Ou entendemos que a conservação ambiental e a diversidade cultural são condicionantes para a manutenção da existência, ou seremos sugados pelas dragas da autodestruição

7 de fevereiro de 2023 · 2 anos atrás
  • LEGAL

    Laboratório de Estudos Geopolíticos da Amazônia Legal

  • Melissa Curi

    Doutora em Antropologia, pesquisadora do Laboratório de Geopolítica da Amazônia Legal (LEGAL), Diretora de Educação do Instituto Brasileiro de Desenvolvimento e Sustentabilidade - IABS

Estamos assistindo perplexos as consequências funestas de políticas de governo que abandonaram os cuidados com a saúde do povo indígena Yanomami, e incentivaram o garimpo ilegal nessas terras, localizadas entre os estados de Roraima e Amazonas. A população contaminada pelo mercúrio chora os seus mortos e seus doentes, e ações governamentais e humanitárias emergenciais são necessárias para conter o genocídio em marcha.

A questão da exploração de minérios em terras indígenas é um assunto que acompanha todo o processo histórico de invasão dessas áreas. No início da colonização até meados do século XIX, a questão indígena estava centrada na figura do índio, ou seja, no questionamento sobre sua humanidade e nas ações violentas de catequização e escravização. Após esse período, a questão indígena passou a ser, principalmente, um assunto relacionado à terra. Processos demarcatórios inacabados, tentativas de diminuir os direitos indígenas sobre seus territórios, conflitos, exploração ilegal de madeira e de recursos minerais em terras indígenas e mais uma lista extensa de atos violentos e de despeito aos povos originários.

Existem projetos de lei sobre mineração em terras indígenas tramitando no Congresso Nacional desde o início da década de 1990. As previsões constitucionais sobre a matéria encontram-se nos artigos 176, § 10 e 231, § 30. Com isso, a Constituição Federal requer uma análise conjunta dos requisitos e restrições das atividades minerárias e garimpeiras, quando elas acontecem nessas áreas. 

O texto constituinte não deixa dúvidas de que mineração e garimpo são atividades diferentes e que a segunda é proibida em terras indígenas. Em relação à mineração formal, embora exista uma previsão de regulamentação, há a exigência de cumprimento de três requisitos cumulativos: 1) autorização do Congresso Nacional; 2) oitiva das comunidades indígenas afetadas; 3) garantia aos indígenas de uma participação nos resultados da lavra. 

O caráter restritivo da Constituição se dá pelo reconhecimento de que a exploração de minérios em terras indígenas é altamente impactante para o meio ambiente e para as comunidades, deixando um rastro negativo de externalidades, muitas vezes irreversíveis, que se perpetuam no tempo.

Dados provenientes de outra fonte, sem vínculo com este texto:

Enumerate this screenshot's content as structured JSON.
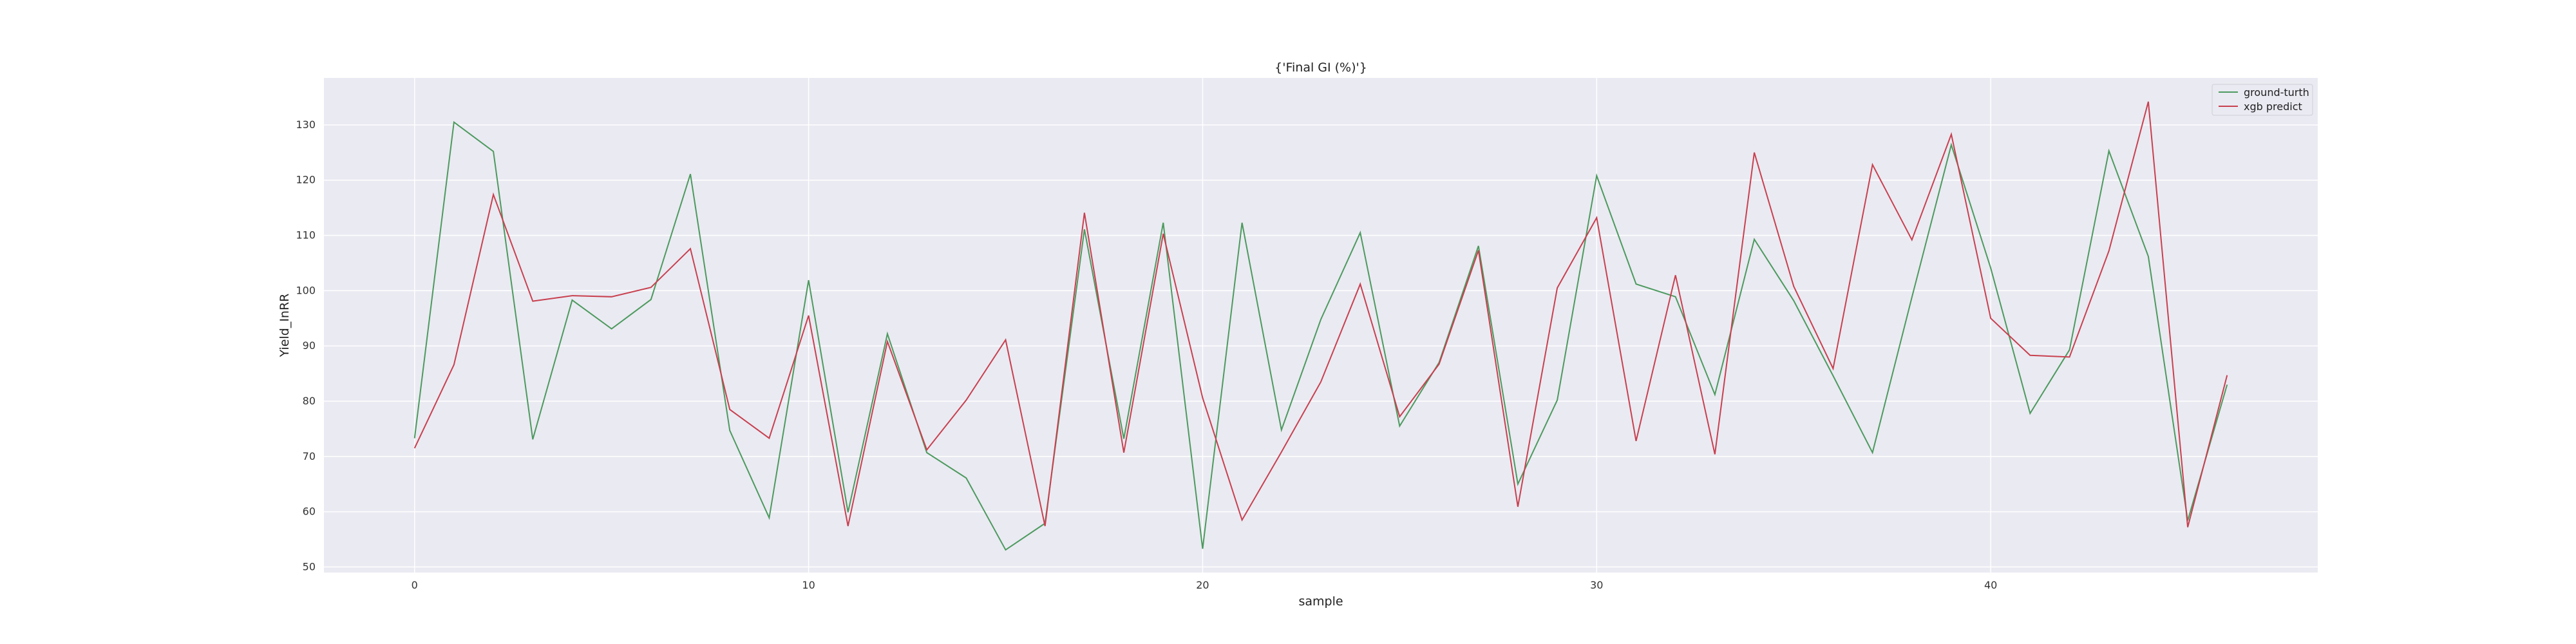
{
  "chart_data": {
    "type": "line",
    "title": "{'Final GI (%)'}",
    "xlabel": "sample",
    "ylabel": "Yield_InRR",
    "xlim": [
      -2.3,
      48.3
    ],
    "ylim": [
      49,
      138.5
    ],
    "xticks": [
      0,
      10,
      20,
      30,
      40
    ],
    "yticks": [
      50,
      60,
      70,
      80,
      90,
      100,
      110,
      120,
      130
    ],
    "grid": true,
    "legend_position": "top-right",
    "colors": {
      "plot_bg": "#eaeaf2",
      "grid": "#ffffff",
      "ground_truth": "#4c9a5e",
      "predict": "#c8404f"
    },
    "series": [
      {
        "name": "ground-turth",
        "color": "#4c9a5e",
        "values": [
          73.3,
          130.5,
          125.2,
          73.1,
          98.3,
          93.1,
          98.4,
          121.1,
          74.7,
          58.9,
          101.9,
          59.9,
          92.2,
          70.7,
          66.1,
          53.1,
          57.9,
          111.1,
          73.2,
          112.3,
          53.3,
          112.3,
          74.8,
          94.8,
          110.5,
          75.5,
          87.0,
          108.1,
          65.0,
          80.2,
          120.8,
          101.2,
          98.9,
          81.2,
          109.3,
          98.2,
          84.6,
          70.7,
          98.8,
          126.4,
          104.1,
          77.8,
          89.3,
          125.3,
          106.2,
          58.4,
          83.0
        ]
      },
      {
        "name": "xgb predict",
        "color": "#c8404f",
        "values": [
          71.5,
          86.6,
          117.4,
          98.1,
          99.1,
          98.9,
          100.6,
          107.6,
          78.5,
          73.3,
          95.5,
          57.4,
          90.8,
          71.2,
          80.2,
          91.1,
          57.4,
          114.1,
          70.7,
          110.3,
          80.6,
          58.5,
          70.8,
          83.5,
          101.2,
          77.2,
          86.7,
          107.3,
          60.9,
          100.5,
          113.2,
          72.8,
          102.8,
          70.4,
          125.0,
          100.8,
          85.9,
          122.8,
          109.2,
          128.3,
          95.0,
          88.3,
          88.0,
          107.2,
          134.2,
          57.2,
          84.7
        ]
      }
    ]
  }
}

Associada a outras práticas degradantes, como desmatamento, contaminação dos rios, alcoolismo e prostituição, o garimpo faz parte de uma rede de atores composta não apenas por garimpeiros, mas também por políticos, contrabandistas, atravessadores, empresários e, em alguns casos, infelizmente, por lideranças indígenas cooptadas.

Segundo o MapBiomas (2020), as principais áreas de garimpo em terras indígenas estão na Amazônia brasileira – nas terras dos povos Munduruku e Kayapó, no estado do Pará, e na Terra Indígena Yanomami, que se estende entre os estados de Roraima e Amazonas. Entre 2010 e 2020, a atividade garimpeira cresceu cerca de 500% em áreas indígenas e, com esse crescimento, aumentou exponencialmente a contaminação dessas populações por mercúrio, visto que o garimpo ilegal de ouro é o mais usual na Amazônia e nas terras indígenas.

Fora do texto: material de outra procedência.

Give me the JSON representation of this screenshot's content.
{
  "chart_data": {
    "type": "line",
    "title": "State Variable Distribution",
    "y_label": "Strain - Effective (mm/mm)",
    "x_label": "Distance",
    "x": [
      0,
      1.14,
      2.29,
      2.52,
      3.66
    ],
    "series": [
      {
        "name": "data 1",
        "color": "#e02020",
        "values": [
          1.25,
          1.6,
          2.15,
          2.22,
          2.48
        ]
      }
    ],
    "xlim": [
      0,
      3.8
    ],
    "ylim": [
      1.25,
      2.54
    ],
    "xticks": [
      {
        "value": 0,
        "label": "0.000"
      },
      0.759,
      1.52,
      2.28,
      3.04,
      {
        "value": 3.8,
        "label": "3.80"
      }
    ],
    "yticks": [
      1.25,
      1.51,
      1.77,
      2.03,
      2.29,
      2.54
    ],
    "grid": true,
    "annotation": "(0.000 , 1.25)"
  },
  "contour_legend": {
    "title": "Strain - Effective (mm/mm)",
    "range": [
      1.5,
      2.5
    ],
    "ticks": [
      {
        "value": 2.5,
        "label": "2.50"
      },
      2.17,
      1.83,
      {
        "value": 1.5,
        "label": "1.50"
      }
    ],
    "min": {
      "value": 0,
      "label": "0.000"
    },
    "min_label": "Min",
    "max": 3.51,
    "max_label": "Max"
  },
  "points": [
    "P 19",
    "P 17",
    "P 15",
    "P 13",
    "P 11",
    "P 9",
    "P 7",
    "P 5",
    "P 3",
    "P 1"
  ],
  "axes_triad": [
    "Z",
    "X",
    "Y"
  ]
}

Sobrevoo regista áreas de garimpos ilegais dentro da Terra Indígena Yanomami, em Roraima, em abril de 2021. Foto: Reprodução

O Projeto de Lei (PL) mais recente sobre o tema e, certamente, o mais impactante, é o PL 191/2020, apresentado pelo próprio Executivo. O então presidente Jair Bolsonaro, que enaltecia a atividade garimpeira do pai nos garimpos de Serra Pelada, no Pará, não mediu esforços para tentar liberar esse tipo de atividade em terras indígenas, sendo, inclusive, uma das suas promessas de campanha. Seus discursos a favor do garimpo e de outras atividades exploratórias na Amazônia provocaram uma intensificação da presença de garimpeiros na região e de invasão das terras indígenas e de Unidades de Conservação. 

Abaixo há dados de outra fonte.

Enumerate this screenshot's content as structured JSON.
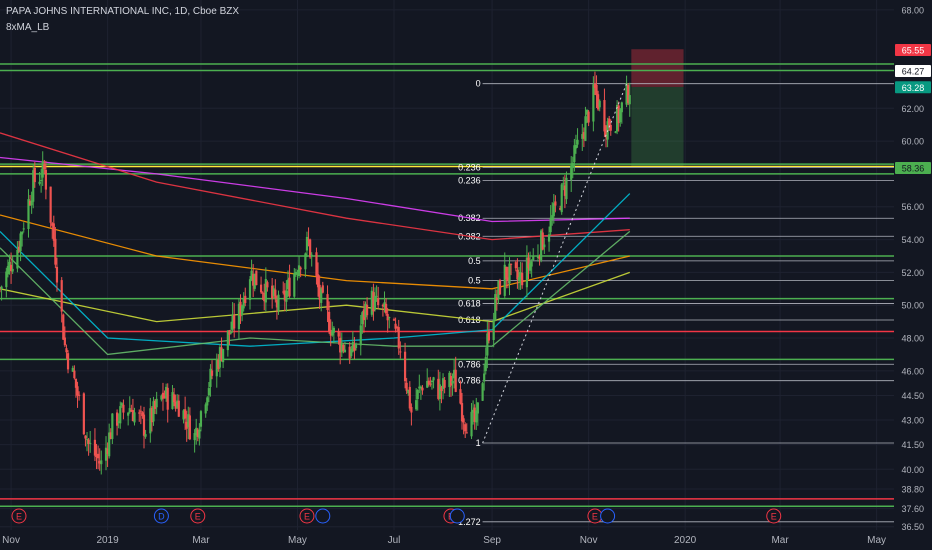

Com a derrota do Bolsonaro nas urnas, entramos em um outro momento histórico. Um Ministério dos Povos Indígenas foi criado, a Funai possui uma representante indígena em sua presidência e o atual Presidente da República tem assumido o compromisso de barrar o garimpo em terras indígenas. Há um alívio coletivo de todos aqueles que defendem e lutam pelos direitos socioambientais. No entanto, sabemos que isso não é suficiente. Com as eleições de 2022, temos hoje o Congresso Nacional mais conservador da história do período democrático do País, que se alinha ideologicamente com as pautas do antigo governo.

O projeto do Bolsonaro (PL 191/2020), que pretende liberar a exploração de recursos minerais, hidrocarbonetos e o aproveitamento de recursos hídricos em terras indígenas, está em tramitação, em regime de prioridade, no Congresso Nacional. Aguarda a criação de uma Comissão Especial para apreciar a matéria, visto que foi distribuído a mais de três comissões de mérito.

Todo e qualquer projeto que se disponha a regulamentar o assunto, diante dos riscos que envolve, deve ser tratado com especial atenção. A partir de uma análise do referido PL, constata-se que o rigor deve ser ainda maior, visto que o projeto possui vícios de inconstitucionalidade, tentando liberar o garimpo em terras indígenas e retirar, em muitos aspectos, a exclusividade do Congresso Nacional para tratar da matéria.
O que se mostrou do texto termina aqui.